Ik stel vast dat een ruime meerderheid van de Kamer vindt dat wij kunnen overgaan tot stemming. Dat gaan wij nu dan ook doen.

De minister wil eerst nog wat zeggen.

Minister Verdonk:

Voorzitter. Ik stel voor om even te schorsen.

De voorzitter:

Dat lijkt mij op dit moment niet nodig. Ik kan bij stemmingen overigens geen schorsing toestaan; daarin voorziet het Reglement van Orde niet.

Minister Verdonk:

Voorzitter. Het moet mij van het hart dat mijn spelregelboekje misschien iets anders is dan het uwe. Maar u bent de voorzitter. Ik stel voor om nu het wetsvoorstel in te trekken.

De voorzitter:

Dat kan op dit moment ook niet; dat doet de Koningin, dat doet u niet. U kunt het voornemen uiten, maar wij zijn nu zover, dat wij aan stemmen toe zijn als de Kamer dat wil.

De heer Wilders (PVV):

Voorzitter. Met het Reglement van Orde in de hand heeft u volgens mij gelijk dat tijdens stemmingen niet kan worden geschorst, maar wij hebben net een heropening gehad. Naar aanleiding van die heropening heeft mijn fractie behoefte aan een korte schorsing. Volgens mij kan dat.

De heer Van der Staaij (SGP):

Voorzitter. Ik denk ook dat een schorsing nodig is. Het was niet helemaal duidelijk of de minister het wetsvoorstel daadwerkelijk wilde intrekken, of slechts het voornemen daartoe had. Het kan wel degelijk worden ingetrokken met een machtiging achteraf van de Koningin. Ook het Reglement van Orde van onder andere de ministerraad voorziet daar naar mijn weten in. Ik denk dat het goed is om ook dit nader te bezien.

De heer Teeven (VVD):

Voorzitter. Ik zou artikel 86 van de Grondwet nog maar eens nakijken; volgens mij is het wel mogelijk dat de minister het wetsvoorstel nu intrekt.

De voorzitter:

Dat gaan wij doen.

De heer Pechtold (D66):

Voorzitter. Ik hoop dat er goede commentatoren zijn die dit kunnen becommentariëren. Maar aangezien u het debat heeft heropend, lijkt het me ook mogelijk dat het debat een schorsing heeft.

De voorzitter:

Dit debat is heropend en gesloten tijdens de stemmingen.

De heer Verhagen (CDA):

Voorzitter. Ik denk dat het geen recht doet aan de ernst van dit onderwerp en dit wetsvoorstel om er op dit moment zo'n vertoning van te maken. Ik stel voor dat minister en parlement nu niet gaan hakketakken over wat er met de eindstemming van dit wetsvoorstel moet gebeuren, maar dit aan een volgend kabinet overlaten.

Mevrouw Thieme (PvdD):

De fractie van de Partij voor de Dieren vindt dat de Kamer nu fatsoenlijk moet omgaan met het kabinet. Er is net een debat gevoerd over het amendement. Een schorsing is nu op zijn plaats.

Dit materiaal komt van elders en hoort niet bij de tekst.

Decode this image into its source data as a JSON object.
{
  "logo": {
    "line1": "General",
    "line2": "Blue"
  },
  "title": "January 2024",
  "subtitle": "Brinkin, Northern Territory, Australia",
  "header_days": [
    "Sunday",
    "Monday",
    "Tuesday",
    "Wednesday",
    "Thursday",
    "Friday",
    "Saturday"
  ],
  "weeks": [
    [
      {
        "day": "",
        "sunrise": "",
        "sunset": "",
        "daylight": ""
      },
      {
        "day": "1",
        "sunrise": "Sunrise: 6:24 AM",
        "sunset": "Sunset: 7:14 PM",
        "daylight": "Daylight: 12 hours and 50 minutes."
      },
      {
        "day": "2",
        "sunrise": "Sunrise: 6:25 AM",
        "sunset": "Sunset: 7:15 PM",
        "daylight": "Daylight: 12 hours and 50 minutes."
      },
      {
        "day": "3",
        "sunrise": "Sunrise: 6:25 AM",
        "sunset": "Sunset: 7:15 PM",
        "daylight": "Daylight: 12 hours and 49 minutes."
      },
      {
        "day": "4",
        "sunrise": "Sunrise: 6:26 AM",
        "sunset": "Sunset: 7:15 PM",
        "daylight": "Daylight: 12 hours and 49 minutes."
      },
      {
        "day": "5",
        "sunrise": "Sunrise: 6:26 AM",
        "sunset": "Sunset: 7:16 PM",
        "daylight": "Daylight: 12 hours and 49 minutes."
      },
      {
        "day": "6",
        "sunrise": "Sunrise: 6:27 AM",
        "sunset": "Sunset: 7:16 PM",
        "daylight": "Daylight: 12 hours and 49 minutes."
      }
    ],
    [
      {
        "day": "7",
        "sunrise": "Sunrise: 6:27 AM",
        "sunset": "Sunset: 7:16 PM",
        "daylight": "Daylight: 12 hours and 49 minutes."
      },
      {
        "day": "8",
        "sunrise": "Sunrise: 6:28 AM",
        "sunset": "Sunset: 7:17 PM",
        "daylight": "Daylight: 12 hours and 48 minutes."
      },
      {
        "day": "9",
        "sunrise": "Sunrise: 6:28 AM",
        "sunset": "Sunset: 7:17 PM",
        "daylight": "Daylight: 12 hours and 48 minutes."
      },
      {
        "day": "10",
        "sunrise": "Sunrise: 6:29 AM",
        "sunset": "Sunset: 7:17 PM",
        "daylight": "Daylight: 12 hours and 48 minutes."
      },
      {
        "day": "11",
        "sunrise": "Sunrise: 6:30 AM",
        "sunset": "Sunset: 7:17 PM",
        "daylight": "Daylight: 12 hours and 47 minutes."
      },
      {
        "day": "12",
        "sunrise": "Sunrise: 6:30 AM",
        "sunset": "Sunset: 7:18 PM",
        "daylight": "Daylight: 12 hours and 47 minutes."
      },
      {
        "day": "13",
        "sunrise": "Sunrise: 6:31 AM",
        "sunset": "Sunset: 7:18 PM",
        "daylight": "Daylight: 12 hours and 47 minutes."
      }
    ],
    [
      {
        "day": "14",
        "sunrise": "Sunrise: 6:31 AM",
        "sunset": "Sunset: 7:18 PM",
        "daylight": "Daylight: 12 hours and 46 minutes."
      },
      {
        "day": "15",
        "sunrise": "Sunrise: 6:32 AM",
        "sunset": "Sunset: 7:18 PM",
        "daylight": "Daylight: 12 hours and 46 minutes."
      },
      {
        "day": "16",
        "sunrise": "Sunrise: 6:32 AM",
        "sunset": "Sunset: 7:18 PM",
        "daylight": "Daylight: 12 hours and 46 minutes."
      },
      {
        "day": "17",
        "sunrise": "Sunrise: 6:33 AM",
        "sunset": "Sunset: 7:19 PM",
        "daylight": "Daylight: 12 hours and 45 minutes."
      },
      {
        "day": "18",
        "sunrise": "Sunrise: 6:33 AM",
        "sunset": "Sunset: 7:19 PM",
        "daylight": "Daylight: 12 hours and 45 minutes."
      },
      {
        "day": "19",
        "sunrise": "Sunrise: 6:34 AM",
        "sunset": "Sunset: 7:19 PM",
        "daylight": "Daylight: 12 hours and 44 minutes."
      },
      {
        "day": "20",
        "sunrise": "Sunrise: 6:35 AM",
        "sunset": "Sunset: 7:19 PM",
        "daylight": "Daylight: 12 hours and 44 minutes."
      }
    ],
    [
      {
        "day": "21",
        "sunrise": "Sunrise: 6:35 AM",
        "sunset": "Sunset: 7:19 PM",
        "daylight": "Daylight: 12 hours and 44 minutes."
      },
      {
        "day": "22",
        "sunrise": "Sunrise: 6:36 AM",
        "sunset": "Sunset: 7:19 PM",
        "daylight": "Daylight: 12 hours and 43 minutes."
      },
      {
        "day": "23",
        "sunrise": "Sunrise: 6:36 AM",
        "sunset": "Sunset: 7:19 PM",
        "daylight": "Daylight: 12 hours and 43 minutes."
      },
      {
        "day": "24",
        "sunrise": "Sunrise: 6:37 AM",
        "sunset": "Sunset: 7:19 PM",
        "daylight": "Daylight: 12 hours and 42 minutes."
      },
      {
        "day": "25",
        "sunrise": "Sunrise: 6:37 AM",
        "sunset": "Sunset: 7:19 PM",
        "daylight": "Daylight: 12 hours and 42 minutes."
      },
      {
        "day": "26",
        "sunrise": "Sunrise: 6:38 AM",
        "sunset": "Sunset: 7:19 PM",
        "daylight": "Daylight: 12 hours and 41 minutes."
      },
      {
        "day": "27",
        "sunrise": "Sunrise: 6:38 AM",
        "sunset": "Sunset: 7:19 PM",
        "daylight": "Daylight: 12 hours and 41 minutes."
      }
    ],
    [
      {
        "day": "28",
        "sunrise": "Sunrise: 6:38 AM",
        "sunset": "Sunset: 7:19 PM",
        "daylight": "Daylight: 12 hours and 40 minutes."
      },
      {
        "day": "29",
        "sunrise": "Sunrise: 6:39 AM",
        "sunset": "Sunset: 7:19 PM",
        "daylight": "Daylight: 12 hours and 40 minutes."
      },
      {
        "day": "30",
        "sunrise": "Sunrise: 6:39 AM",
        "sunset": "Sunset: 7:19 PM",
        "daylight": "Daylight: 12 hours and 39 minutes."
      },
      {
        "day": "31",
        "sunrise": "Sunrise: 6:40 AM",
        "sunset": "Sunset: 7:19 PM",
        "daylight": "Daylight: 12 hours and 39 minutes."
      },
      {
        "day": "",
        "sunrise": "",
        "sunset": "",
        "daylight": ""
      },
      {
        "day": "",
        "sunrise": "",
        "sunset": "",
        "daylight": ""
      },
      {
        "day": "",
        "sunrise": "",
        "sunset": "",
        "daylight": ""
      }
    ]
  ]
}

De heer Slob (ChristenUnie):

Ik denk dat de heer Verhagen net een wijs woord heeft gesproken. Wat wij nu aan het doen zijn, is natuurlijk heel schadelijk. Laten wij nu afzien van stemming. Het wetsvoorstel komt op een later moment wel terug. Laat het zo maar gaan.

De heer Teeven (VVD):

Wij hebben dit al veel eerder gevraagd bij de Regeling van werkzaamheden, dus wij zijn het ermee eens.

De heer Van der Staaij (SGP):

Wij zijn het in de gegeven omstandigheden eens met uitstel van eindstemming zodat wij ons allen rustig kunnen beraden op de ontstane situatie.

Mevrouw Azough (GroenLinks):

Ik zou uitstel van eindstemming niet waarderen. Wat mij betreft wordt er gewoon vanavond alsnog gestemd.

De heer Dijsselbloem (PvdA):

Het lijkt mij gegeven de ontstane chaos het beste om dit wetsvoorstel door te schuiven naar het nieuwe kabinet. Dat zal er zeker raad mee weten.

De voorzitter:

Ik stel vast dat de leden zijn veranderd van standpunt waar het gaat om de stemming. Er is geen draagvlak voor om vanavond over dit wetsvoorstel te stemmen. Dat zullen wij dan ook niet doen. Wij zullen ook niet stemmen over de moties die zijn ingediend bij de behandeling van dit wetsvoorstel.